The jury found that: (1) Mr. Leifer knew or reasonably should have foreseen that the Engs would assume personal financial liability as regards the loan with Union Trust, (2) that the Engs suffered $71,000.00 damages because of the breach of the duty of good faith and fair dealings, and (3) that punitive damages are appropriately founded on the breach of the duty of good faith and fair dealings. (Interrogatories 5, 10(b) and 11).
The charge stated:
"With respect to the duty of good faith and fair dealings the plaintiffs have also sought punitive damages for the breach of this obligation. If you find that the defendants did breach this duty you are instructed that while punitive damages are generally not available in an ordinary breach of contract case they might be available if you find that the defendants' actions were motivated by bad faith. In this case, should you find that there was a breach of this duty of good faith and fair dealings you should evaluate whether the plaintiffs have also proven a wreckless indifference on the part of the defendant or an intentional and wanton violation of these rights. In other words, was the breach of this duty aggravated by particularly egregious conduct on the part of the defendants. Should you find that punitive damages are appropriate the amount of such damages will be set by the Court." CT Page 6705
The above quotation properly instructed the jury to "evaluate" the issue of fact framed by the pleadings and evidence with respect to "the duty of good faith and fair dealings".

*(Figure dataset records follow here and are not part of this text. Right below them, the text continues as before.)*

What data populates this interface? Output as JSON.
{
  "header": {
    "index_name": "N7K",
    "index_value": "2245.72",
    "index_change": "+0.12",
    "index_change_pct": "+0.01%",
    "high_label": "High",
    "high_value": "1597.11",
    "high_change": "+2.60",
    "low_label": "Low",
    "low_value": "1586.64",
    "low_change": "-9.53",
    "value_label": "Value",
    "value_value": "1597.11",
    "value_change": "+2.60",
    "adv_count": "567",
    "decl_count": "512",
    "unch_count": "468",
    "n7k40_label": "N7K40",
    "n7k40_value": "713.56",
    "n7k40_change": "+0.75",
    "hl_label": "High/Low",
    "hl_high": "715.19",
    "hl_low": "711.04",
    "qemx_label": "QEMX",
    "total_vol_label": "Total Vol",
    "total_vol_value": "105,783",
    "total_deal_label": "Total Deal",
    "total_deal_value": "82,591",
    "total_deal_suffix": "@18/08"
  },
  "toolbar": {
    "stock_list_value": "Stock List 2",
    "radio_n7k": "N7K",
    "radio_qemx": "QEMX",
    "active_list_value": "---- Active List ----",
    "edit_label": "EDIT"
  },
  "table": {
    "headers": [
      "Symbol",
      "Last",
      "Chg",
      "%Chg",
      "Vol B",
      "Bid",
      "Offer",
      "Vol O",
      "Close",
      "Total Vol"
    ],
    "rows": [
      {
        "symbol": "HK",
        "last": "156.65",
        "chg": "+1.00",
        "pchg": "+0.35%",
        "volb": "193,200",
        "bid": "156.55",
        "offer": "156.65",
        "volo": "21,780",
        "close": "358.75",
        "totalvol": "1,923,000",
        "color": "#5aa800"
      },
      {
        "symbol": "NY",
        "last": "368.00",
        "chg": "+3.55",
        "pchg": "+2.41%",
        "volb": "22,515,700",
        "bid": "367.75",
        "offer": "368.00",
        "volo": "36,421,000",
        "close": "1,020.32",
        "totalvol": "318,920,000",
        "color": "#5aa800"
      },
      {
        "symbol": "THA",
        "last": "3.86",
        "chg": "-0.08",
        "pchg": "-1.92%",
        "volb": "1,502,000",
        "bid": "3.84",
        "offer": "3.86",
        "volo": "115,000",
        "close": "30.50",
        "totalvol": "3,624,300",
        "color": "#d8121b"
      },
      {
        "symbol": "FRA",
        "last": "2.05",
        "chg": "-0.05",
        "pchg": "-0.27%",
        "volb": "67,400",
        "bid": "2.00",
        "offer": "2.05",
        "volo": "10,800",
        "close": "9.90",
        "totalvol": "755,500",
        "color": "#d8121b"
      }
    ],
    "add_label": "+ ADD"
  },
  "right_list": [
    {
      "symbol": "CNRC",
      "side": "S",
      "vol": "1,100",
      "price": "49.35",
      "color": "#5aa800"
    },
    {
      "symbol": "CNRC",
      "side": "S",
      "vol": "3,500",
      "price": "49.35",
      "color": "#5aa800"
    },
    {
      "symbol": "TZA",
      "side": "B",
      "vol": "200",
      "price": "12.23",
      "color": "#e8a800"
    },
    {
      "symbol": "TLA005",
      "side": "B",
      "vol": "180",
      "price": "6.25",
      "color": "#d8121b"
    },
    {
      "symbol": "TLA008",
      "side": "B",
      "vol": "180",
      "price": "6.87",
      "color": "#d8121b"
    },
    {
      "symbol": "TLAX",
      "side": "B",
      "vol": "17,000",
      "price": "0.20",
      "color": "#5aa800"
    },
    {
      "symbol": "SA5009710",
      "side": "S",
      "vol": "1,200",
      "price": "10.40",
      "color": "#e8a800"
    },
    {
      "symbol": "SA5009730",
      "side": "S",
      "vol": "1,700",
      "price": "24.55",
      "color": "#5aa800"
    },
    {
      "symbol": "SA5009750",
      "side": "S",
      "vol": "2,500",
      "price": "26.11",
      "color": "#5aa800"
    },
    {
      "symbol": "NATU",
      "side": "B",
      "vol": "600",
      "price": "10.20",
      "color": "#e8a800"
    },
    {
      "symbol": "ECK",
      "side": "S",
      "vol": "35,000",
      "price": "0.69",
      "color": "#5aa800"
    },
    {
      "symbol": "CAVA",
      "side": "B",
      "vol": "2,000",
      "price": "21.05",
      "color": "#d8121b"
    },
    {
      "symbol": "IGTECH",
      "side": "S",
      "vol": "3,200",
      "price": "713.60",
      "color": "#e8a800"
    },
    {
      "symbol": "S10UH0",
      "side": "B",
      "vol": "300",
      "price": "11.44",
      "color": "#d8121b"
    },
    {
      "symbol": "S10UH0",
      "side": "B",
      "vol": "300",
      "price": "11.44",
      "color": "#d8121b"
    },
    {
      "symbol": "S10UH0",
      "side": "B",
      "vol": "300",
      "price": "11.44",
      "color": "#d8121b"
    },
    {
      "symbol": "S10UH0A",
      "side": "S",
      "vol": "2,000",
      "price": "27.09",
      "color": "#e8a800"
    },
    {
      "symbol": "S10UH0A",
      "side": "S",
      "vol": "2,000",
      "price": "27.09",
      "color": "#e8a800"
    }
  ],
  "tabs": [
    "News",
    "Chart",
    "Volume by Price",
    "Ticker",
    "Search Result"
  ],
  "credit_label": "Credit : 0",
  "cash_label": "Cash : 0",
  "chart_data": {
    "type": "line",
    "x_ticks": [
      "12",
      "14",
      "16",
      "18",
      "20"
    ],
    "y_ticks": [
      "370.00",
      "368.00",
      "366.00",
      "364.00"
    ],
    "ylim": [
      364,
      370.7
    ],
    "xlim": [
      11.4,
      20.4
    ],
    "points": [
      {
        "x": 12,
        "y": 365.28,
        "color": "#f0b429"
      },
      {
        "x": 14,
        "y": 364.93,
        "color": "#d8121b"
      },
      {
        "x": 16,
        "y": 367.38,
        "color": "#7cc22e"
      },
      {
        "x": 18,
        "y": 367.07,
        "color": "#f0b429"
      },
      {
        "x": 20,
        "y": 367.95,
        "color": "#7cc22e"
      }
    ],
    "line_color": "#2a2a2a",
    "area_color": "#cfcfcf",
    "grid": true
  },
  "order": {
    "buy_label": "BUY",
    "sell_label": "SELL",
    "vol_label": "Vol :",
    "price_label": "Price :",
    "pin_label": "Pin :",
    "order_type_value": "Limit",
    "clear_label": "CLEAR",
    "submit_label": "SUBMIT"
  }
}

It is the duty of this court to accept the findings of the jury as above stated and to sustain this verdict as returned absent proper cause or reason to interfere.
The jury found that (1) the defendants engaged in unfair and deceptive practices, (2) that the Engs were individually harmed by these unfair and deceptive practices, and (3) that the amount of damages that were suffered by Wayne and Susan Eng (having found that the defendants engaged in unfair and deceptive practices) amounted to $52,000.00. (Interrogatories 6, 8 and 12(B)).
Defendants claim that no basis exists for finding CUTPA liability. The trial court concluded that the plaintiff had stated a cause of action under CUTPA because of the broad sweep of CUTPA's coverage of unfair or deceptive acts or practices "in the course of any trade or commerce". See Russell v. Dean Witter Reynolds, Inc., 200 Conn. 172, 177 (1986).
No case law has been cited to exclude the facts of this case from the application and coverage of CUTPA.
Favorable construction must be accorded to jury findings absent a mistake of law or some other valid basis for refuting the result other than a difference of opinion regarding the conclusions to be drawn from the evidence. If there is a reasonable basis in the evidence for the jury's verdicts, courts should let the jury work its will.
The claims of the defendants to (1) set aside the verdicts, and (2) for judgment notwithstanding the verdicts as (1) against the evidence, (2) contrary to the law, and (3) as excessive, are denied and the court finds that the jury could reasonably and logically reach their conclusions as set forth in the interrogatories and verdicts returned.